/Algorithms

Algorithms and Data Structures in Python

Primary LanguagePythonMIT LicenseMIT

Data Structures and Algorithms

Quick reference of Data Structures and Algorithms in Python to easily pass coding interviews.

....WORK IN PROGRESS....

Data Structures

Algorithms

Big O

Array and Strings

......

Hash Tables

....

Linked List

Advantages of Array-Based Sequences

  • O(1)-time access to an element based on an integer index. in a linked list requires O(k)
  • O(1) operations typically are more efficient.
  • typically use proportionally less memory than linked structures.

Advantages of Link-Based Sequences:

  • provide worst-case time bounds for their operations. In contrast to the amortized bounds associated with the expansion or contraction of a dynamic array.
  • O(1)-time insertions and deletions at arbitrary positions with the PositionalList class

Solution techniques:

  • In an interview, you must understand whether it is a singly linked list or a doubly linked list.
  • The "Runner" Technique: iterate through the linked list with two pointers simultaneously, with one ahead of the other. The "fast" node might be ahead by a fixed amount, or it might be hopping multiple nodes for each one node that the "slow" node iterates through.
  • Many LinkedList problems involve recursion.

Time Complexity:

Operation Running Time
L.addFirst(e) O(1)
L.addLast(e) O(1)
L.removeFirst() O(1)
L.removeLast() O(n)
L.isEmpty() O(1)
len(L) O(1)

Singly Linked Lists

Each node stores a reference to an object and a reference to the next node of the list. First and last node are known as the head and tail

The linked list instance must keep a reference to the head of the list. Often is also stored a reference to the tail.

Implementations:

Doubly Linked Lists

Each node keeps an explicit reference to the node before it and a reference to the node after it. Allow a greater variety of O(1)-time update operations, including insertions and deletions at arbitrary positions within the list.

Special nodes at both ends of the list: a header node at the beginning of the list, and a trailer node at the end of the list. They do not store elements.

An empty list is initialized so that the next field of the header points to the trailer, and the prev field of the trailer points to the header.

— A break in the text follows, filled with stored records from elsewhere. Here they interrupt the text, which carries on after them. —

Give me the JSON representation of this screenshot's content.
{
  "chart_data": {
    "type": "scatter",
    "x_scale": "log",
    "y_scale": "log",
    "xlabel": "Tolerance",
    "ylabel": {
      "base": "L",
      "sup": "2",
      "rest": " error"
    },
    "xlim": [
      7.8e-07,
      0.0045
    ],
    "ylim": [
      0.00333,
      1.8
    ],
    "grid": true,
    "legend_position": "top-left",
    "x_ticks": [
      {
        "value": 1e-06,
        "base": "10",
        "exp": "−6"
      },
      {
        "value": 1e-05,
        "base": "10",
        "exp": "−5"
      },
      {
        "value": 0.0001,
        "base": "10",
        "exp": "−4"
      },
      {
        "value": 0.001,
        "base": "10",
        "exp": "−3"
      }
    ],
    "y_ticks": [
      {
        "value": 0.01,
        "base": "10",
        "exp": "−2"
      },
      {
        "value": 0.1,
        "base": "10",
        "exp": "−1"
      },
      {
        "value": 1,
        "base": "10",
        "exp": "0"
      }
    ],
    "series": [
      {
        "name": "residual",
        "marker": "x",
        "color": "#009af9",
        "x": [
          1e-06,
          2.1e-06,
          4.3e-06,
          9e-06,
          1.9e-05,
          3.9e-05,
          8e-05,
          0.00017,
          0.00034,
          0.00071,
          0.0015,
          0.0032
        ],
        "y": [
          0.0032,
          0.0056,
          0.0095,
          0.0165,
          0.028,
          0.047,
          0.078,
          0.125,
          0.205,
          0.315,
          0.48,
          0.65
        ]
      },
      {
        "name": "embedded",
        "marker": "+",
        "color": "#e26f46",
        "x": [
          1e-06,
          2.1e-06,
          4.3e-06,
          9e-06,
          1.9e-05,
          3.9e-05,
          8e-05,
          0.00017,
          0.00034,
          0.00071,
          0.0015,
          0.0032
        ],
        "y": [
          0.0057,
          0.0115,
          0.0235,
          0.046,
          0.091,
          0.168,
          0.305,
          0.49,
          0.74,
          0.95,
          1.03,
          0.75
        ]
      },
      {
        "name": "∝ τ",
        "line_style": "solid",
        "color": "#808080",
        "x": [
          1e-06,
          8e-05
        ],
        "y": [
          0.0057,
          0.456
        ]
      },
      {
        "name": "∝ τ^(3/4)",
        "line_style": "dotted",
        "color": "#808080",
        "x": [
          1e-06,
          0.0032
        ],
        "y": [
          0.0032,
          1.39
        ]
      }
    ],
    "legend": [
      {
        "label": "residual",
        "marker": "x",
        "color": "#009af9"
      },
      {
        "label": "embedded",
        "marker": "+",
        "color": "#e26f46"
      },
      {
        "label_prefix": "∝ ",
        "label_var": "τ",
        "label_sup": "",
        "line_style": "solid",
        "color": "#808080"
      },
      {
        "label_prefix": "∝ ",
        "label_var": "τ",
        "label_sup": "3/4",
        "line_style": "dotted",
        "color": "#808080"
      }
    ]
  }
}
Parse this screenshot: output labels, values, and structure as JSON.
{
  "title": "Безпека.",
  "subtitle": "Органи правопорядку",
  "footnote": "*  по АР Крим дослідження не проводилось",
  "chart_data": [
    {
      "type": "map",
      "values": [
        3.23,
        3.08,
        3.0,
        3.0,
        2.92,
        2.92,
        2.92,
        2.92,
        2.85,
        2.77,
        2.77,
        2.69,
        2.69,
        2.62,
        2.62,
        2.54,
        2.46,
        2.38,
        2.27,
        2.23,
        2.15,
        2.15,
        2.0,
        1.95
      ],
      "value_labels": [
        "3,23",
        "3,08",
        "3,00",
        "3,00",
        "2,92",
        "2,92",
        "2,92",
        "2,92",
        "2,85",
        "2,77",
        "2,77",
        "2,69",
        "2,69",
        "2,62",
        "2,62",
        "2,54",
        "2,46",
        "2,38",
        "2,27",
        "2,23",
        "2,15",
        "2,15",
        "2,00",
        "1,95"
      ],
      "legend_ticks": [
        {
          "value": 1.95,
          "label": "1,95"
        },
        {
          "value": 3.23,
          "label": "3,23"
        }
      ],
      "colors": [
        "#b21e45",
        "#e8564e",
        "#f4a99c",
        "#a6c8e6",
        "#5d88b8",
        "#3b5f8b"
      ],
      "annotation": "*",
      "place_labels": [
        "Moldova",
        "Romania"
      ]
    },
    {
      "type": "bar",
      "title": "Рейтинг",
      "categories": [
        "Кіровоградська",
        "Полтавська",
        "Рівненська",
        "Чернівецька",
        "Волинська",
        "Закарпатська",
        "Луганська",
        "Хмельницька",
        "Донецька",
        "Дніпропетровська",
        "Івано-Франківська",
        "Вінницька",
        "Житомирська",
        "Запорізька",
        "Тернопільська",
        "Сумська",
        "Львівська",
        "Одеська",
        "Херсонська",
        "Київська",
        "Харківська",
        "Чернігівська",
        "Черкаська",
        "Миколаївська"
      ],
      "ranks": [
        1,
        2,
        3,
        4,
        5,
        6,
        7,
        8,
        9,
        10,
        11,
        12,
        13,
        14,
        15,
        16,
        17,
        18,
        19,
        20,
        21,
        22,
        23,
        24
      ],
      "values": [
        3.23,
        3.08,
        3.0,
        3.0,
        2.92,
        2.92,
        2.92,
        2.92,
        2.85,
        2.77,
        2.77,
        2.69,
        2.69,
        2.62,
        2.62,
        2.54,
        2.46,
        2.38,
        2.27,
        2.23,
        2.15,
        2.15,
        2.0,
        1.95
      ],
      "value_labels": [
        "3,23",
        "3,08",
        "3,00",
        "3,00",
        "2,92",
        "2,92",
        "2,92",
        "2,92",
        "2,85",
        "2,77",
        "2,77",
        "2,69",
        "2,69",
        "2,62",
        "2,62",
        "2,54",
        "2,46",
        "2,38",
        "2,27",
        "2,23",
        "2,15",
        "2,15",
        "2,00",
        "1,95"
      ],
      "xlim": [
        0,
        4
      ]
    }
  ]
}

Implementation: DoublyLinkedBase.py

Positional Linked Lists

Provides a user a way to refer to elements anywhere in a sequence, and to perform arbitrary insertions and deletions.

continue.....

Stacks

Last-in, first-out (LIFO) principle. Used to:

  • Reverse a data sequence.
  • Recursive algorithms to store data and pick them up lately
  • To implement a recursive algorithm iteratively

Methods:

  • S.push(e): Add element e to the top of stack S.
  • S.pop(): Remove and return the top element from the stack S; an error occurs if the stack is empty.
  • S.top(): Return a reference to the top element of stack S, without removing it; an error occurs if the stack is empty.
  • S.is_empty( ): Return True if stack S does not contain any elements.
  • len(S): Return the number of elements in stack S; __len__

A newly created stack is empty.

Implementation with a Single Linked List: LinkedStack.py

Time Complexity:

Operation Running Time
S.push(e) O(1)
S.pop() O(1)
S.top() O(1)
S.isEmpty() O(1)
len(S) O(1)

Space Complexity: O(n)

Queues

First-in, first-out (FIFO) principle.

Used in:

  • breadth first search
  • implementing a cache

Methods:

  • Q.enqueue(e): Add element e to the back of queue Q.
  • Q.dequeue(): Remove and return the first element from queue Q; an error occurs if the queue is empty.
  • Q.first(): Return a reference to the element at the front of queue Q, without removing it; an error occurs if the queue is empty.
  • Q.isEmpty(): Return True if queue Q does not contain any elements.
  • len(Q): Return the number of elements in queue Q; __len__

A newly created queue is empty.

Implementation with a Single Linked List: LinkedQueue.py

Time Complexity:

Operation Running Time
Q.enqueue(e) O(1)
Q.dequeue() O(1)
Q.first() O(1)
Q.isEmpty() O(1)
len(Q) O(1)

Space Complexity: O(n)

Trees

Node class:

class Node(object):
	def __init__(self, val, children, parent):
		self.val = val
		self.children = children
		self.parent = parent

Tree class: in interviews typically is not used.

General Trees

Tree T is a set of nodes storing elements such that the nodes have a parent-child relationship that satisfies the following properties:

  • If T is nonempty, it has a special node, called the root of T, that has no parent.
  • Each node v of T different from the root has a unique parent node w; every node with parent w is a child of w.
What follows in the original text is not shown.